このように、SSDを活用する下地は整いつつあり、あとはコストでしょうか。大容量化は進んでいるため、コスト自体はしばらくすると落ち着いてくるのではないでしょうか。あとはストレージを仮想化し、よく使用するデータはSSD、あまり使わないデータはHDDと、内部的に階層化するようなソリューションが、現在では一番ハイエンドのストレージ製品でしか使用できないことが、ややもったいない気がします。

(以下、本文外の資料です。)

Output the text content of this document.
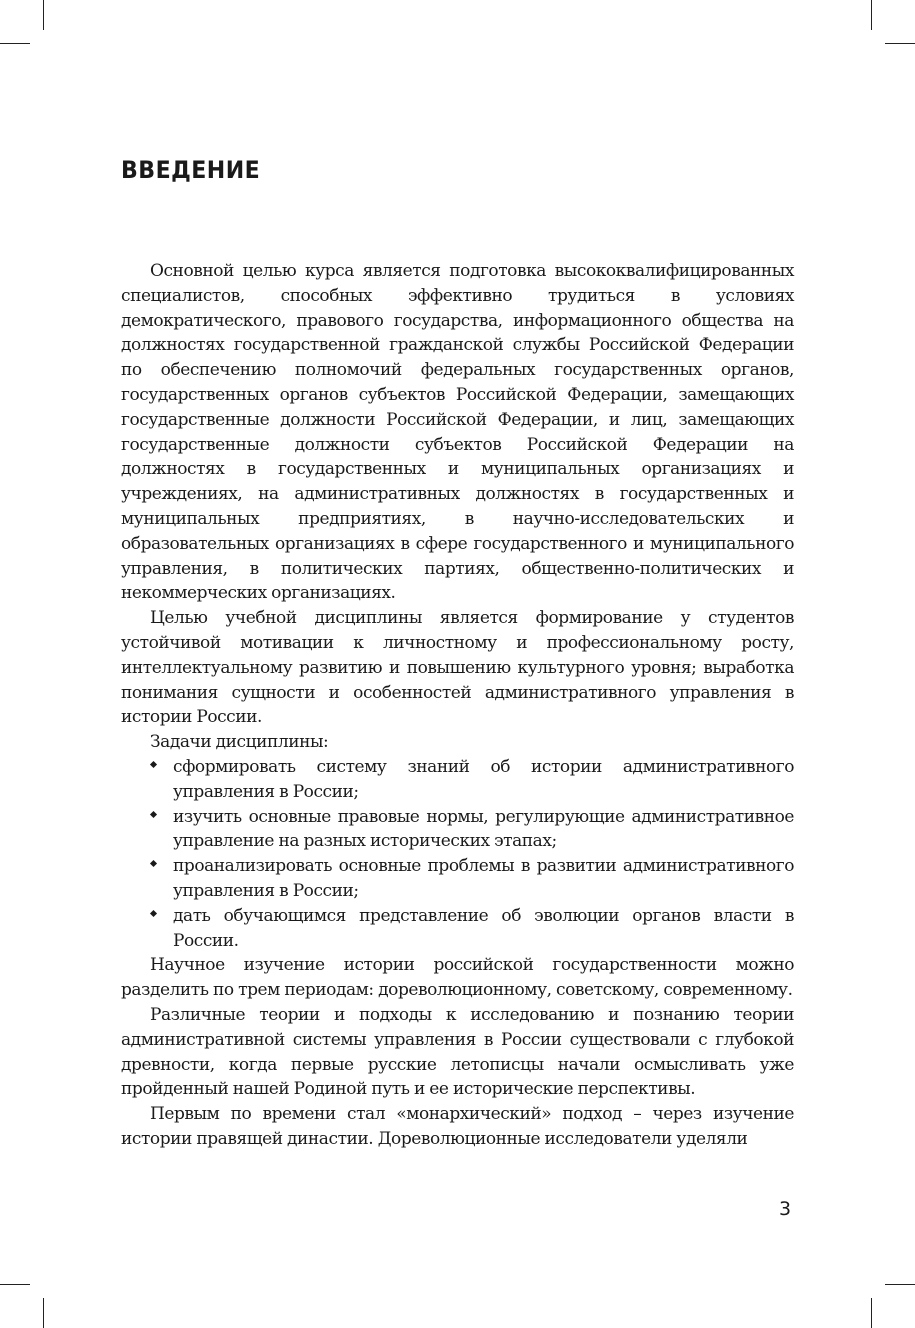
ВВЕДЕНИЕ

Основной целью курса является подготовка высококвалифицированных специалистов, способных эффективно трудиться в условиях демократического, правового государства, информационного общества на должностях государственной гражданской службы Российской Федерации по обеспечению полномочий федеральных государственных органов, государственных органов субъектов Российской Федерации, замещающих государственные должности Российской Федерации, и лиц, замещающих государственные должности субъектов Российской Федерации на должностях в государственных и муниципальных организациях и учреждениях, на административных должностях в государственных и муниципальных предприятиях, в научно-исследовательских и образовательных организациях в сфере государственного и муниципального управления, в политических партиях, общественно-политических и некоммерческих организациях.

Целью учебной дисциплины является формирование у студентов устойчивой мотивации к личностному и профессиональному росту, интеллектуальному развитию и повышению культурного уровня; выработка понимания сущности и особенностей административного управления в истории России.

Задачи дисциплины:

сформировать систему знаний об истории административного управления в России;
изучить основные правовые нормы, регулирующие административное управление на разных исторических этапах;
проанализировать основные проблемы в развитии административного управления в России;
дать обучающимся представление об эволюции органов власти в России.

Научное изучение истории российской государственности можно разделить по трем периодам: дореволюционному, советскому, современному.

Различные теории и подходы к исследованию и познанию теории административной системы управления в России существовали с глубокой древности, когда первые русские летописцы начали осмысливать уже пройденный нашей Родиной путь и ее исторические перспективы.

Первым по времени стал «монархический» подход – через изучение истории правящей династии. Дореволюционные исследователи уделяли

3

そこで注目しているのが、Facebookなどで開発、採用が進められているflashcacheというテクノロジーです。flashcacheはいってみれば、SSDをHDDに対するキャッシュとして利用する技術です。LinuxのLVMに組み込んで使用するアーキテクチャを取っているので、XenやKVMなどと組み合わせて使えば、仮想化するとストレージが遅くてという不満も解消できそうです。

flashcache
URL:http://www.facebook.com/note.php?note_id=388112370932

いずれにしろ、2011年のストレージは「高速化」がキーワードになるのではないでしょうか。

デスクトップ仮想化+タブレット=?

デスクトップ仮想化ですが、2010年はかなり色々なところで導入検討が進んだようです。ただ、まだまだ規模としては試験導入的な色合いも濃いように思いますが、その中で注目されるのがタブレット端末の利用です。iPadやAndroidなどのタブレット端末が広まる中、PC用のアプリケーションをそのまま仮想デスクトップで利用できるので、タブレット専用のクライアントを開発する必要が無い点が興味を惹くようです。

業務システム向け専用端末が普及の鍵

一方で、タブレット端末は導入コストがまだまだ高いことや大量導入のための仕組みが無いこと、セキュリティの問題が起きやすいことなどから、業務用端末としての利用可能性を現状では疑問視する向きもあります。たしかに、タブレット端末の今のところのターゲットはコンシューマ向けで、ビジネス用途はかなり限定的です。この事情はスマートフォンでも変わらないことは、皆さんもよくご存じかと思います。しかし、回線キャリアの意向が働きやすいスマートフォンに比べると、タブレット端末は業務向けにビジネスが成り立つことが明確であれば、ハードウェアから作り込みをすることも不可能ではないので、2011年はデスクトップ仮想化+タブレット端末の可能性が見えてくる年になるかもしれません。

仮想化もテクノロジーからソリューションに

このように眺めてくると、仮想化も個別個別の技術についてはかなり煮詰まってきており、広く使ってもらえるソリューションに軸足が移りつつあるのがわかります。そういう意味では、まだ仮想化技術をスキルとして身につけていない人でも間に合いますが、早く身につけないと出遅れになってしまうよ、というタイミングになりつつあります。たぶん、1年後に仮想化技術のスキルを未修得となると「そんなスキルで大丈夫か?」ということになりかねないので、まだこれからの人は、ぜひ2011年は仮想化技術にトライしてみてください。